Elle n'avait pas parlé à Raidô non plus. Pauvre Raidô-san, pensa-t-elle finalement en s'en voulant de lui faire subir sa vengeance. Il devait continuer à l'emmener et à la chercher en voiture tout en s'occupant de Yuna. Elle avait envie de l'encourager mais elle ne s'y résolvait pas. Elle ne voulait vraiment pas parler. Elle ne voulait même plus chanter à ce stade.
Un autre problème. Sakura se prit la tête entre ses mains. Elle ne voulait plus entendre sa voix. Elle avait essayé de se défouler avec une chanson. Mais elle se dégoûtait elle-même. Aki aimait tellement quand elle chantait. Il lui offrait toujours des bonbons derrière le dos de ses parents sous-prétexte que ça l'aiderait à assouplir sa voix. Ils savaient tous les deux que c'était faux, mais ils s'amusaient tellement.
Son oncle était le seul adulte à volontairement rester avec elle pour discuter. Raidô le faisait également, mais il était payé à la fin du mois. Avec son oncle, c'était tellement... naturel. Il était sa famille. Ils étaient tellement, mais tellement proches. Les larmes lui montèrent aux yeux.
― Haruno-san, est-ce que tout va bien?, fit la voix du professeur à l'avant de la salle.
Tous les yeux se braquèrent sur elle, elle le sentit. Sakura se rappela qu'elle était en plein cours et qu'elle ne pouvait pas pleurer. Pas maintenant. Mais ses yeux la brûlaient déjà. Que devrait-elle faire? Elle inspira et se leva.
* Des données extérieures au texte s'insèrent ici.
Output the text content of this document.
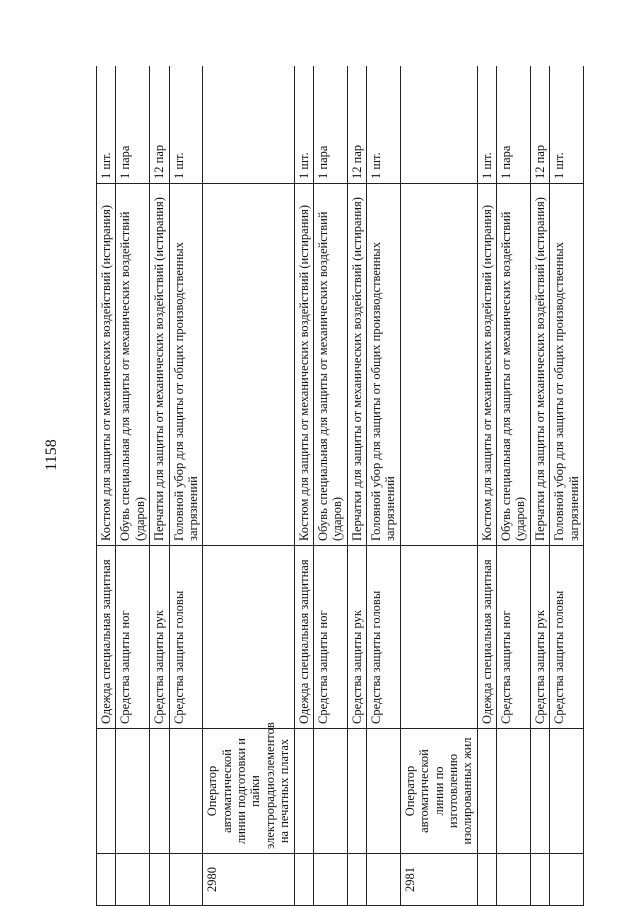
1158
		Одежда специальная защитная	Костюм для защиты от механических воздействий (истирания)	1 шт.
		Средства защиты ног	Обувь специальная для защиты от механических воздействий (ударов)	1 пара
		Средства защиты рук	Перчатки для защиты от механических воздействий (истирания)	12 пар
		Средства защиты головы	Головной убор для защиты от общих производственных загрязнений	1 шт.
2980	Оператор автоматической линии подготовки и пайки электрорадиоэлементов на печатных платах			
		Одежда специальная защитная	Костюм для защиты от механических воздействий (истирания)	1 шт.
		Средства защиты ног	Обувь специальная для защиты от механических воздействий (ударов)	1 пара
		Средства защиты рук	Перчатки для защиты от механических воздействий (истирания)	12 пар
		Средства защиты головы	Головной убор для защиты от общих производственных загрязнений	1 шт.
2981	Оператор автоматической линии по изготовлению изолированных жил			
		Одежда специальная защитная	Костюм для защиты от механических воздействий (истирания)	1 шт.
		Средства защиты ног	Обувь специальная для защиты от механических воздействий (ударов)	1 пара
		Средства защиты рук	Перчатки для защиты от механических воздействий (истирания)	12 пар
		Средства защиты головы	Головной убор для защиты от общих производственных загрязнений	1 шт.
― Je suis malade, désolé, fit elle en se retenant à peine de renifler.
― Sakura-chan, fit la voix très inquiète de Naruto.
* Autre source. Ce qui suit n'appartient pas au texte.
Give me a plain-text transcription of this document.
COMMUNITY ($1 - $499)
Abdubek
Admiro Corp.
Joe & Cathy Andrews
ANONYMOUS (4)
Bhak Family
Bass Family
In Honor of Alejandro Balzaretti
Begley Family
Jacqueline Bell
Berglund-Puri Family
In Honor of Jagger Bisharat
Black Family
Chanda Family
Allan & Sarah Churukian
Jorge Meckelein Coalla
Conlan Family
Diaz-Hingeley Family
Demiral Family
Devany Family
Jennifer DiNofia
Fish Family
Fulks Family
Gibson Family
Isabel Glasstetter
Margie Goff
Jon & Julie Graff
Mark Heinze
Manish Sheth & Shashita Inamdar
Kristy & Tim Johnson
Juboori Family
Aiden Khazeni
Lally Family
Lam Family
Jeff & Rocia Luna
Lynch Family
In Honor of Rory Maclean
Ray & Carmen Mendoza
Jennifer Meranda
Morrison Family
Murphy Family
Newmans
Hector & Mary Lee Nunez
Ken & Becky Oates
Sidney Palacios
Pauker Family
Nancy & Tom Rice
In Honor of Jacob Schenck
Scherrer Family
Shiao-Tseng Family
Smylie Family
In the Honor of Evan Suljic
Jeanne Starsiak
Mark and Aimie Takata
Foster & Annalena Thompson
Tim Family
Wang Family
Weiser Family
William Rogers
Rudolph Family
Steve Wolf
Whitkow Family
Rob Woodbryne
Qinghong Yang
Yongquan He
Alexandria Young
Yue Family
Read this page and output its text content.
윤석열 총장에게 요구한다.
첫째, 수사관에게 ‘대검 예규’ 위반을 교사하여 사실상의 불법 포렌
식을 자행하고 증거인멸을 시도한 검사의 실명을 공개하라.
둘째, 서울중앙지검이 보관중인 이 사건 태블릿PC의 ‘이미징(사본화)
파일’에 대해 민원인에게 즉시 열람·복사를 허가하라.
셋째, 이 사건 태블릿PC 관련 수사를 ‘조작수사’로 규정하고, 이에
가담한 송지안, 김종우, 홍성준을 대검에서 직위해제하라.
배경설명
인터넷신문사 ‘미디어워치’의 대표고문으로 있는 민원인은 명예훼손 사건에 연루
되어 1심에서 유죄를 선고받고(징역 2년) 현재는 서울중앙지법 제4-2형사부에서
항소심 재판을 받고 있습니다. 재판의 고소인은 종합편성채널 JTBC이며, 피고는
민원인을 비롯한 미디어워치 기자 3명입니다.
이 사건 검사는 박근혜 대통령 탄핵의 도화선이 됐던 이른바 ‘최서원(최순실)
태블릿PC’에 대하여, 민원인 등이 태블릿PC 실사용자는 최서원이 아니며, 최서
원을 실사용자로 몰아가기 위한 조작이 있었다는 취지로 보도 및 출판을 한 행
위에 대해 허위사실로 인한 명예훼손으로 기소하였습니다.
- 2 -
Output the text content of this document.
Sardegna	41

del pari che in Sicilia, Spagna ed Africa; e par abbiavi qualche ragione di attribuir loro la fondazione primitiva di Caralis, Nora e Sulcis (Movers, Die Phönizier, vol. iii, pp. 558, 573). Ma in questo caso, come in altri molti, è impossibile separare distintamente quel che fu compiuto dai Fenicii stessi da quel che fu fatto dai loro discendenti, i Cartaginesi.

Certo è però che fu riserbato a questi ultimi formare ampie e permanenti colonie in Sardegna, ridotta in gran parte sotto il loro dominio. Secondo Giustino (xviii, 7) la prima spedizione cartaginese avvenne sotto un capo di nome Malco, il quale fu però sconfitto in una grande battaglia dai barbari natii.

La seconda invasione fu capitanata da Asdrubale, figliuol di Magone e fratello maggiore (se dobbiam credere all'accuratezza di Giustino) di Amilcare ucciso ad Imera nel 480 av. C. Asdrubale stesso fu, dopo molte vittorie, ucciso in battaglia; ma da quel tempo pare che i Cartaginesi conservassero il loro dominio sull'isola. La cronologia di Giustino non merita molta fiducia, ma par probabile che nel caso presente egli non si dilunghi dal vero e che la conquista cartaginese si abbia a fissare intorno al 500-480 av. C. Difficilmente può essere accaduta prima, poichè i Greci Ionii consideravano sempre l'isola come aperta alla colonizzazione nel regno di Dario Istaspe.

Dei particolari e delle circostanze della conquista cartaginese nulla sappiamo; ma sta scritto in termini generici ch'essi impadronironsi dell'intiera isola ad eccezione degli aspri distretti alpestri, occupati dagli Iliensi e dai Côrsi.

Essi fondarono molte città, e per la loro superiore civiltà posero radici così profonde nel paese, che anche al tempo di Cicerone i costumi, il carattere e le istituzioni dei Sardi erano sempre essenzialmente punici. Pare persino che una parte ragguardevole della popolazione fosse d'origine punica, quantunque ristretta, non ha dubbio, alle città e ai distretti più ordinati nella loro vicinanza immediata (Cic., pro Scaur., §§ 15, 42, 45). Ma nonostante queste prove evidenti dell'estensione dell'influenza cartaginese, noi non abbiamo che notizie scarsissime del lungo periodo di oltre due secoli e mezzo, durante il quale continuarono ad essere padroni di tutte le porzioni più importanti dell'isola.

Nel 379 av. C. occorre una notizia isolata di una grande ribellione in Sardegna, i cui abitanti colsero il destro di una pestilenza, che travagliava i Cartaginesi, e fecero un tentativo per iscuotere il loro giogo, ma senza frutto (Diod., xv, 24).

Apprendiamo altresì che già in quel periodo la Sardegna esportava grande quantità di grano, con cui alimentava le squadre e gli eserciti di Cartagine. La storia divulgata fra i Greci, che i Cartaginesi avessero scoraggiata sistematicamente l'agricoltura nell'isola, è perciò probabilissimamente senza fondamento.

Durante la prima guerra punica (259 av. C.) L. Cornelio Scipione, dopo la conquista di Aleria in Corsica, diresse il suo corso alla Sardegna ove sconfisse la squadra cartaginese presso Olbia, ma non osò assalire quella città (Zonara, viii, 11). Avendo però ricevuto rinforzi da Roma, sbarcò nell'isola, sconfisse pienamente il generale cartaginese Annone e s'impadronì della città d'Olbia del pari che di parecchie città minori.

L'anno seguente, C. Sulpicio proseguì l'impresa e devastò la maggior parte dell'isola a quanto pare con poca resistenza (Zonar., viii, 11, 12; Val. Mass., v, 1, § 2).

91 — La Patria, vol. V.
Elle sortit de la salle sans demander son reste. Elle entendit le professeur l'appeler en lui demandant si ça n'allait vraiment pas mais bientôt elle fut entourée de silence. Elle sema les bruits de pas qui la poursuivait. Essoufflée, elle s'assit dans l'une des toilettes d'un quelconque étage. Elle remonta ses cuisses et posa son front contre elles. Ses bras l'entourèrent comme un cocon. Elle avait mal. Des larmes coulèrent silencieusement sur ses joues pâles. Elle avait très mal.
Mardi:
Quand elle était entrée dans la salle elle avait sentit des regards particulièrement insistants. Et pour une fois elle était quasiment sûre que ce n'était pas à cause de ses cheveux mal peignés. Ses yeux étaient bouffis. Ses parents avaient essayé de lui parler ce matin mais elle avait maintenu le silence jusqu'au bout. Son père s'était alors énervé et avait quitté la maison en furie. Sa mère l'avait également réprimandé avant de sortir à son tour de mauvaise humeur. Comme si... comme si c'était de sa faute que tout arrivait. Comme si elle avait choisi d'être si désespérée. Sakura s'était alors retrouvée seule devant son petit déjeuner. Elle n'avait rien mangé.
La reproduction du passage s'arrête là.